Brokerages traditionally served agents primarily by providing a physical offices, a brand to stand on, leads and transaction processing, said Nakache, the general partner of Trinity Ventures.
But technology has rendered some of that value proposition obsolete. Agents can work remotely and use Zillow and other services to nab leads themselves, she noted.
“You’re not getting the walk-ins; you’re not getting the phone calls to the main brokerage main office,” adds Daniel Risman-Jones, co-leader of Ascend Real Estate, a San Francisco-based team with Side. “Buyers and sellers can go on Yelp or Zillow and connect with [agents] directly.”
The age of teams
Teams, in particular, have flourished in the tech age. That’s because digital, on-demand services have raised the expectations of consumers, Risman-Jones said. The structure and resources of teams offers the best way to meet those expectations, he said. Teams also make it easier to systemize lead generation and conversion, a must for exploiting new marketing channels.
These tight-knit units pose a big challenge for traditional brokerages, said Russ Cofano, an industry vet who hosts the real estate podcast “Gradually…Then, suddenly!”
They are often high-producing, self-sustaining businesses, making it easy for them to jump to a new brokerage if their current one won’t pay a high split or provide a desired level of service, he said.
Basically, they have the advantage over brokerages today, with their leaders vacuuming up revenue that would have gone to the brokerage in the past.
For example, he said, a team leader might negotiate a 90 percent split with her brokerage, but pay her subordinates only 50 or 60 percent of her commission haul. In the past, the brokerage might have collected much of the split that team leaders collect from their junior agents.
Team members accept the low splits from their leaders in exchange for leads and support. Meanwhile, brokerages foot the bill for Errors and Omissions insurance and the team’s office space.
Still, brokerages have no choice but to try to retain teams, and many are struggling to do so, Cofano said.
Side was built to offer a welcoming home to them.
Why a Compass vet jumped to Side
Risman-Jones, a Side team co-leader, said Side’s robust marketing support is what lured his team away from Compass.
“They came to us with a marketing plan of what we need to do every month, and they help us implement it and hold us to getting it done,” he said.
He added gleefully: “Our website is completely our own branding … I don’t even know if Side has any fingerprint on it at all.”
Gal says Side charges the same “super favorable” commission split to all agents, and teams determine their own splits among themselves.
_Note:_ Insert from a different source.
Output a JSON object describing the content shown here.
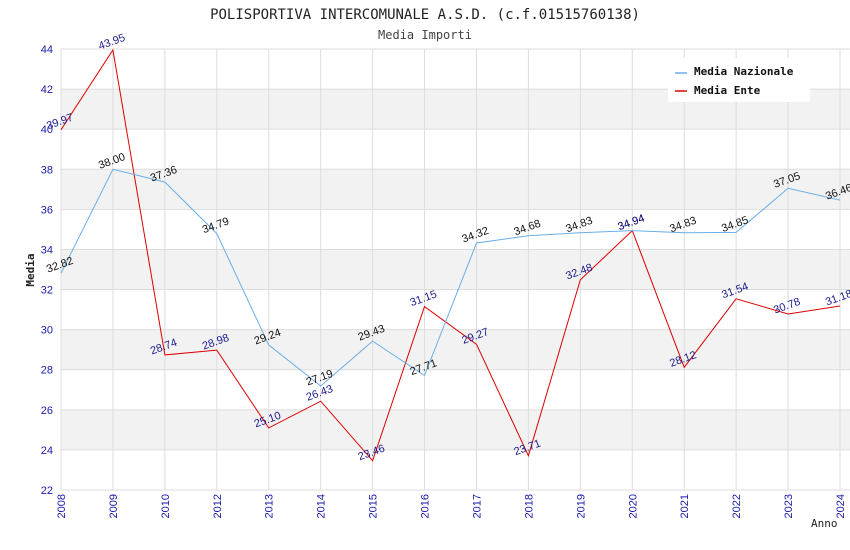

The brokerage also has commission caps. But Gal declined to disclose the exact split or details about its commission cap structure.
Side teams have grown their sales volume by 49 percent per year on average since joining the firm, according to the company.
Side will eventually be able to turn a profit while still charging low splits because it doesn’t pay for offices and leverages technology, Gal said. Of the company’s 80-plus staff, he said about 30 are devoted to engineering and product development.
Industry vets who have joined Side include Bartholomae and Bryan Smith, a former senior vice president at BoomTown, now Side’s vice president of partnerships.